I don’t care about the weather, or how Kylie Jenner is a billionaire or that The Bieber got engaged. I want to know what makes you feel alive? What are you passionate about?
What keeps you awake at night? What do you struggle with most?
How do you take your coffee? What's your favorite cereal? Non chocolate candy?
What brings you joy? Real, filterless joy. The kind that makes you lose track of time and your phone? For me, it's the Ocean. We went to Hermosa Beach last weekend for one night, and as always, it was magical. Hermosa is a beachfront city in Los Angeles, and the place Michael, Greyson and I lived before we moved to the Central Valley of California.
I go to the Ocean to reset. To feel the pull of the tide at my feet. To remember what and who matters most to me in the world. Three hours passes in ten minutes here. I think I could stay forever.*
(* that is a lie that sounds good. I need to go get a shower and get the sand out of my parts every once in awhile too.)
When was the last time you laughed? Like hold your stomach, don’t make a sound laugh? Mine was April 16. I know because the date is on the video from my phone.
My boys LOVE going to my friend Wynema's house. Like LOVE LOVE. The week after we spent Easter day with her and her family, Parker asked to go every day. One morning he asked on the way to school. "Let's go to Meema's house", he said. "Neema is at school." I told him (she is a Teacher.) For weeks Parker repeated that conversation over and over and over. And every single time it made me laugh. But when we did it with snap chat filters I lost it. I was sitting on the ground with Parker, literally hunched over in pain I was laughing so hard. Man, I love laughing like that. It's so happy, that it almost makes me cry that it doesn't happen more often.

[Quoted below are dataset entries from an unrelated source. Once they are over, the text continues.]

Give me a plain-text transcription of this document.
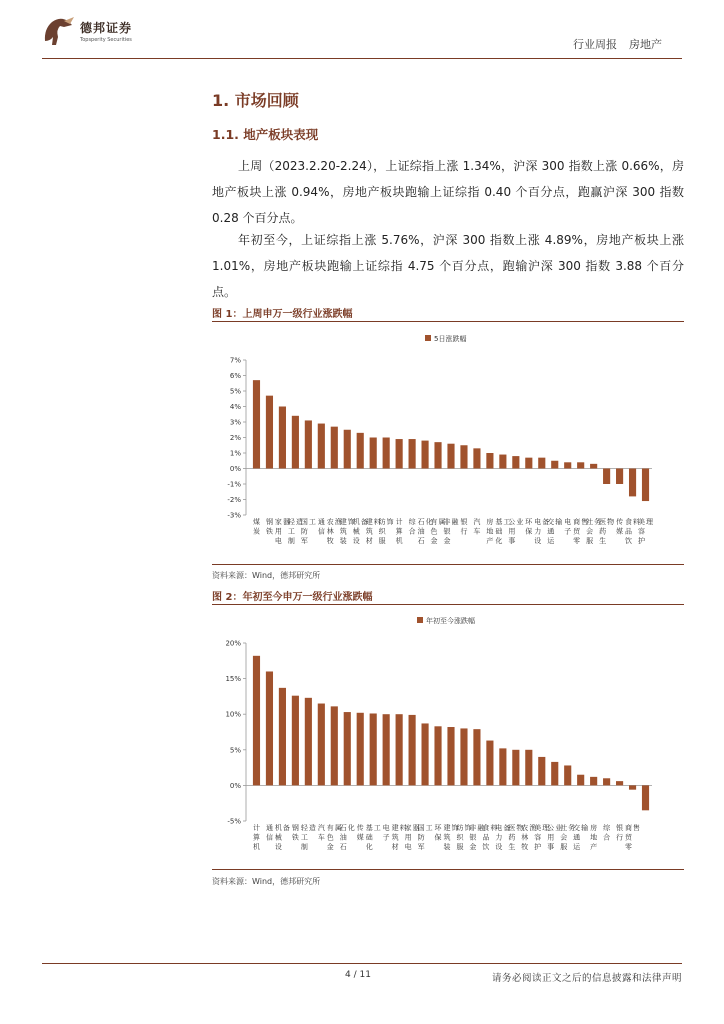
德邦证券
Topsperity Securities	行业周报 房地产
1. 市场回顾
1.1. 地产板块表现

上周（2023.2.20-2.24），上证综指上涨 1.34%，沪深 300 指数上涨 0.66%，房地产板块上涨 0.94%，房地产板块跑输上证综指 0.40 个百分点，跑赢沪深 300 指数 0.28 个百分点。

年初至今，上证综指上涨 5.76%，沪深 300 指数上涨 4.89%，房地产板块上涨 1.01%，房地产板块跑输上证综指 4.75 个百分点，跑输沪深 300 指数 3.88 个百分点。

图 1：上周申万一级行业涨跌幅
5日涨跌幅
-3%
-2%
-1%
0%
1%
2%
3%
4%
5%
6%
7%
煤
炭
钢
铁
家
用
电
器
轻
工
制
造
国
防
军
工 通
信
农
林
牧
渔
建
筑
装
饰
机
械
设
备
建
筑
材
料
纺
织
服
饰 计
算
机
综
合
石
油
石
化
有
色
金
属
非
银
金
融 银
行
汽
车
房
地
产
基
础
化
工
公
用
事
业 环
保
电
力
设
备
交
通
运
输 电
子
商
贸
零
售
社
会
服
务
医
药
生
物 传
媒
食
品
饮
料
美
容
护
理
资料来源：Wind，德邦研究所
图 2：年初至今申万一级行业涨跌幅
年初至今涨跌幅
-5%
0%
5%
10%
15%
20%
计
算
机
通
信
机
械
设
备 钢
铁
轻
工
制
造 汽
车
有
色
金
属
石
油
石
化 传
媒
基
础
化
工 电
子
建
筑
材
料
家
用
电
器
国
防
军
工 环
保
建
筑
装
饰
纺
织
服
饰
非
银
金
融
食
品
饮
料
电
力
设
备
医
药
生
物
农
林
牧
渔
美
容
护
理
公
用
事
业
社
会
服
务
交
通
运
输 房
地
产
综
合
银
行
商
贸
零
售
资料来源：Wind，德邦研究所
4 / 11	请务必阅读正文之后的信息披露和法律声明
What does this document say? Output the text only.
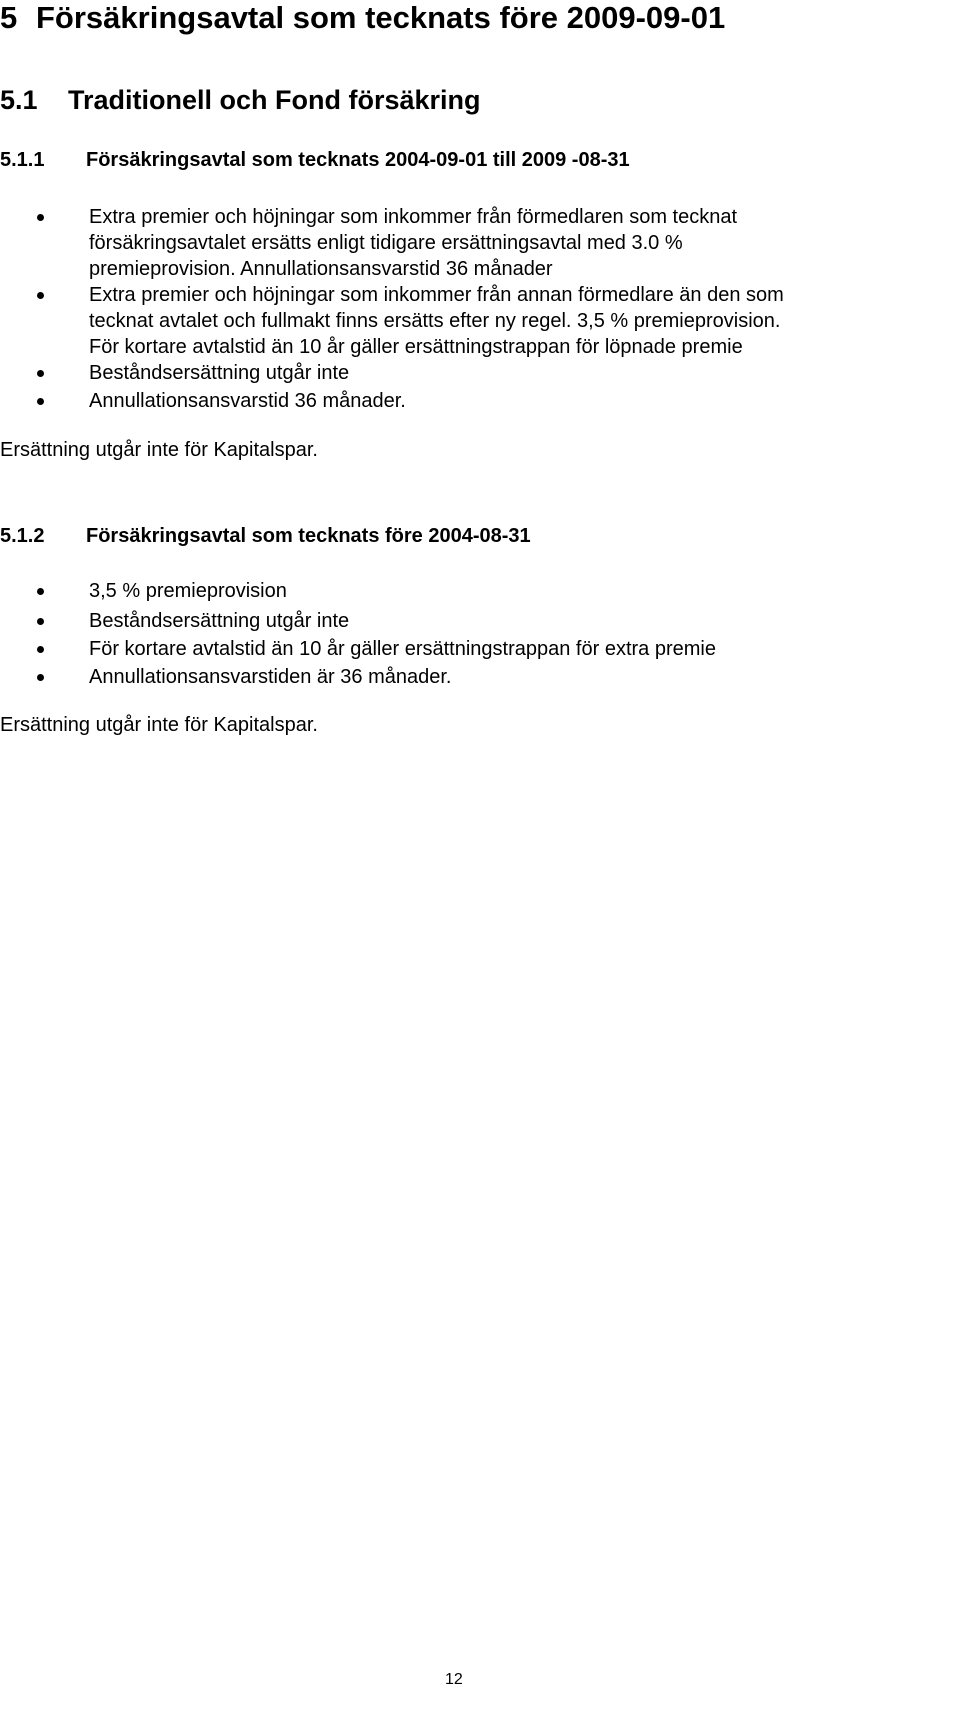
5 Försäkringsavtal som tecknats före 2009-09-01
5.1 Traditionell och Fond försäkring
5.1.1 Försäkringsavtal som tecknats 2004-09-01 till 2009 -08-31
Extra premier och höjningar som inkommer från förmedlaren som tecknat
försäkringsavtalet ersätts enligt tidigare ersättningsavtal med 3.0 %
premieprovision. Annullationsansvarstid 36 månader
Extra premier och höjningar som inkommer från annan förmedlare än den som
tecknat avtalet och fullmakt finns ersätts efter ny regel. 3,5 % premieprovision.
För kortare avtalstid än 10 år gäller ersättningstrappan för löpnade premie
Beståndsersättning utgår inte
Annullationsansvarstid 36 månader.
Ersättning utgår inte för Kapitalspar.
5.1.2 Försäkringsavtal som tecknats före 2004-08-31
3,5 % premieprovision
Beståndsersättning utgår inte
För kortare avtalstid än 10 år gäller ersättningstrappan för extra premie
Annullationsansvarstiden är 36 månader.
Ersättning utgår inte för Kapitalspar.
12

When was the last time you really felt hopeless and cried? Mine was for this girl, Belle.
Belle is 10- wait- maybe 11 years old. And a few weeks ago she had a little lump on her neck. A few days later the little lump turned big. The Vet thought it was an infected salivary gland. After a week of antibiotics, it was only a little smaller. So we had it surgically removed- you can see her gnarly scar in the picture. Doc said there were no mast cells present when she did a needle aspiration so we weren't concerned. The labs came back that it was Mast Cell Cancer. Michael and I were a wreck. We laid on the floor with Belle and pet her while we sobbed. Her little baby life flashed before my eyes.
She's been here. Always. Before we had human kids.
Bitty Grey, Belle and Jack.
The Vet said that the tumor had clean margins, and they think they got it all. For right now, time will tell. I can't imagine a world without Belle in it, so I don't.
What do you dream about doing? Are you doing it? Toe by toe or inch by inch?
Sometimes life can feel so shallow end of the pool and my brain can feel like the depths of the deepest part of the ocean. What we think about is also what makes us. Makes us happy, or passionate, or follow or dreams or love others or be alive.
I'm all for talking about Amazon Prime or my favorite color of nail polish (Orly- Light as a Feather!) But sometimes, I just want to connect to another's soul.